Leadership Development: Are We Doing It Wrong — Or Just Incompletely?
Corporate America is projected to increase its leadership development investment from $166 billion to over $200 billion in the next five years. That’s a massive bet on the power of leaders to move organizations forward.
But here's the real question: If we're investing this much, why aren't more organizations teeming with leadership talent?
Content Is Good — But Application Is Critical
Most leadership programs begin with well-researched, thoughtful content. Some is custom-built, some pulled off-the-shelf. Learners laugh, reflect, and maybe build a Styrofoam cup tower out of pipe cleaners and tape.
But as Kirkpatrick's model reminds us, real ROI shows up at Level 3 (behavior change) and Level 4 (results).
The key question isn’t:
“Did we enjoy the session?”
It’s: “Will this learning be applied, and will it change anything?”
If the workshop is the end of the learning journey, don’t expect transformation.
Culture: The Hidden Variable in Every Leadership Program
Peter Drucker famously said: “Culture eats strategy for breakfast.”
The same could be said for leadership development.

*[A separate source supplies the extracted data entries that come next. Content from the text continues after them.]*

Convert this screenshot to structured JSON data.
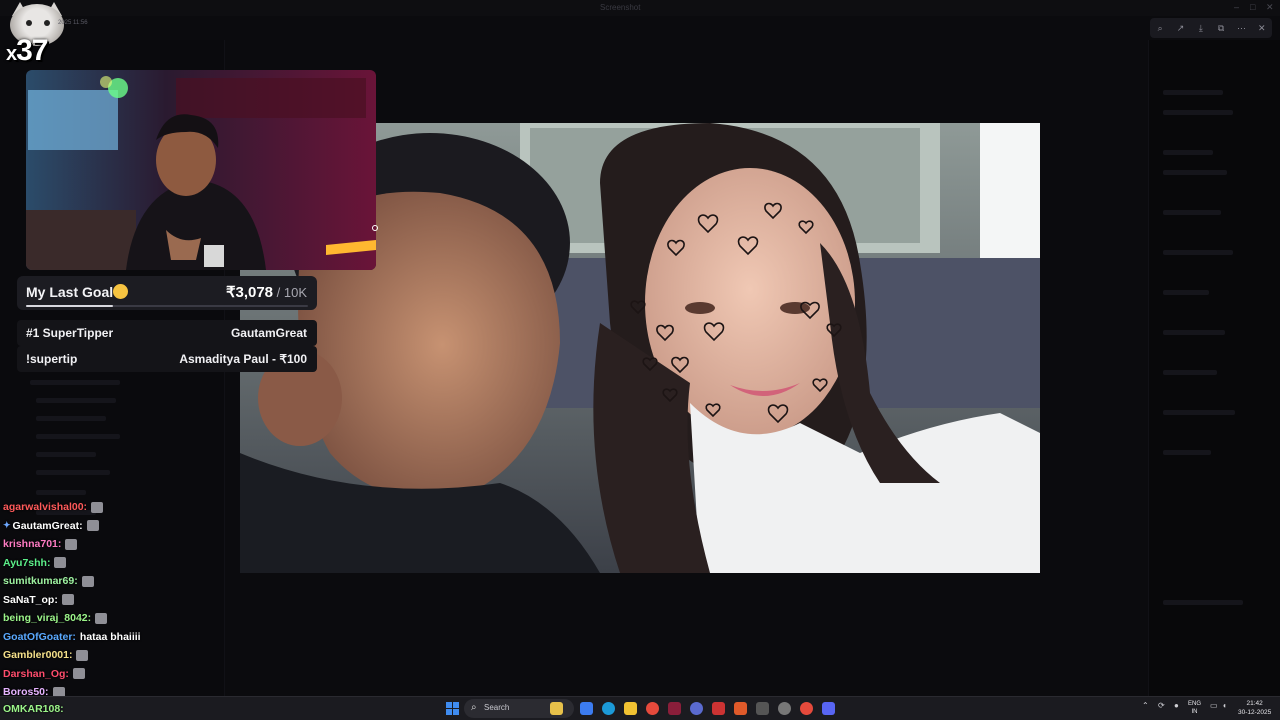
{
  "window": {
    "title": "Screenshot"
  },
  "viewer_toolbar": {
    "icons": [
      "zoom-icon",
      "share-icon",
      "download-icon",
      "expand-icon",
      "more-icon",
      "close-icon"
    ]
  },
  "overlay": {
    "sub_badge": {
      "prefix": "x",
      "count": "37",
      "meta": "2025 11:56"
    },
    "goal": {
      "label": "My Last Goal",
      "emoji": "worried-face",
      "current": "₹3,078",
      "target": " / 10K",
      "progress_fraction": 0.31
    },
    "super_tipper": {
      "label": "#1 SuperTipper",
      "value": "GautamGreat"
    },
    "supertip": {
      "label": "!supertip",
      "value": "Asmaditya Paul - ₹100"
    }
  },
  "chat": {
    "messages": [
      {
        "user": "agarwalvishal00:",
        "color": "#ff5a5a",
        "emote": true,
        "pinned": false,
        "text": ""
      },
      {
        "user": "GautamGreat:",
        "color": "#ffffff",
        "emote": true,
        "pinned": true,
        "text": ""
      },
      {
        "user": "krishna701:",
        "color": "#ff7cc4",
        "emote": true,
        "pinned": false,
        "text": ""
      },
      {
        "user": "Ayu7shh:",
        "color": "#5cf08a",
        "emote": true,
        "pinned": false,
        "text": ""
      },
      {
        "user": "sumitkumar69:",
        "color": "#9ef2a1",
        "emote": true,
        "pinned": false,
        "text": ""
      },
      {
        "user": "SaNaT_op:",
        "color": "#ffffff",
        "emote": true,
        "pinned": false,
        "text": ""
      },
      {
        "user": "being_viraj_8042:",
        "color": "#9cf58a",
        "emote": true,
        "pinned": false,
        "text": ""
      },
      {
        "user": "GoatOfGoater:",
        "color": "#5aa9ff",
        "emote": false,
        "pinned": false,
        "text": "hataa bhaiiii"
      },
      {
        "user": "Gambler0001:",
        "color": "#f5e08a",
        "emote": true,
        "pinned": false,
        "text": ""
      },
      {
        "user": "Darshan_Og:",
        "color": "#ff4d6d",
        "emote": true,
        "pinned": false,
        "text": ""
      },
      {
        "user": "Boros50:",
        "color": "#e6b3ff",
        "emote": true,
        "pinned": false,
        "text": ""
      }
    ],
    "bottom_user": "OMKAR108:"
  },
  "taskbar": {
    "search_placeholder": "Search",
    "lang_top": "ENG",
    "lang_bottom": "IN",
    "time": "21:42",
    "date": "30-12-2025"
  }
}
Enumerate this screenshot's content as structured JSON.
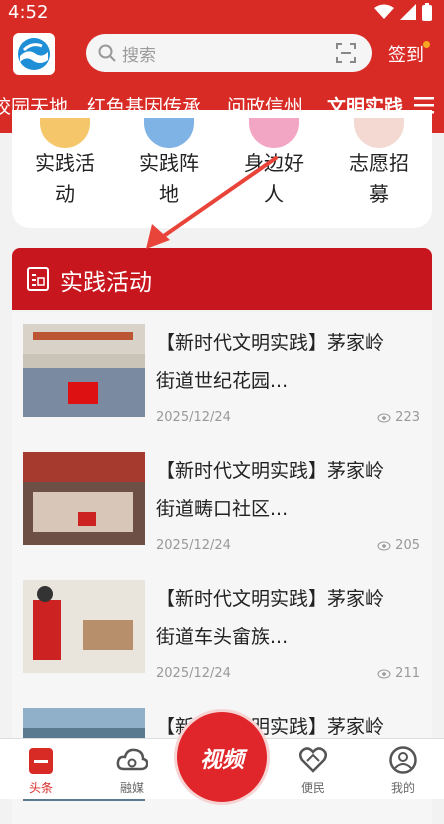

You can build a brilliant curriculum, aligned with priorities like safety, innovation, or equity, but if leaders return to a culture that doesn't support or reward those behaviors, the effort stalls. It is a very wasteful investment in terms of time and money, not to mention lost or lowered outcomes.
Maybe the more accurate phrase might be: Culture eats leadership development for breakfast.
So ask yourself:
Does your culture support the transfer of training?
If yes, how exactly does that happen? Seriously, what do you do?
Or are you simply hoping that enough leadership development will move the culture eventually?
Sustained Conversation Beats Single Events
Leadership programs are often compressed into multi-day events, as if cramming 24 hours of learning into a short window will lead to lasting change. We provided it, they now own it.
But leadership development doesn’t work like that. It’s not a deer to be swallowed whole by a snake.
True development unfolds in bite-sized, meaningful, sustained conversations over time: We
Learn a concept
Apply it
Reflect and adjust
Apply again
Discuss, deconstruct, refine
Stay curious
Leadership learning must be iterative, not episodic.
Strategic Connection Is Essential
It’s understandable that some leaders are skeptical. Unlike buildings or equipment, leadership development isn’t always visible. It can feel like a soft investment—especially in the short term.
Let’s name two truths:
Leadership development is a long game.
You don’t feed a baby and say the next day, “Why isn’t this kid growing, I’m not seeing it?” Growth takes consistency, support, and time.Development must be tied to strategic goals.
The ROI shows up in two places:A leader’s personal growth
Tangible movement in organizational key metrics, for example: engagement, retention, customer experience, DEI, safety, quality, or performance.
When senior leaders see the connection between learning and measurable outcomes, the investment makes more sense to everyone, but it needs sustained cultural support.
Closing Thought: Growth Requires More Than Events
Leadership development isn’t an event. It’s a commitment to:
Ongoing learning
Cultural reinforcement
Strategic alignment
And leaders who are willing to grow
So here’s the question to leave with:
What would change if we treated leadership development not as a program to complete—but as a mindset to practice?
That’s when leadership starts to work.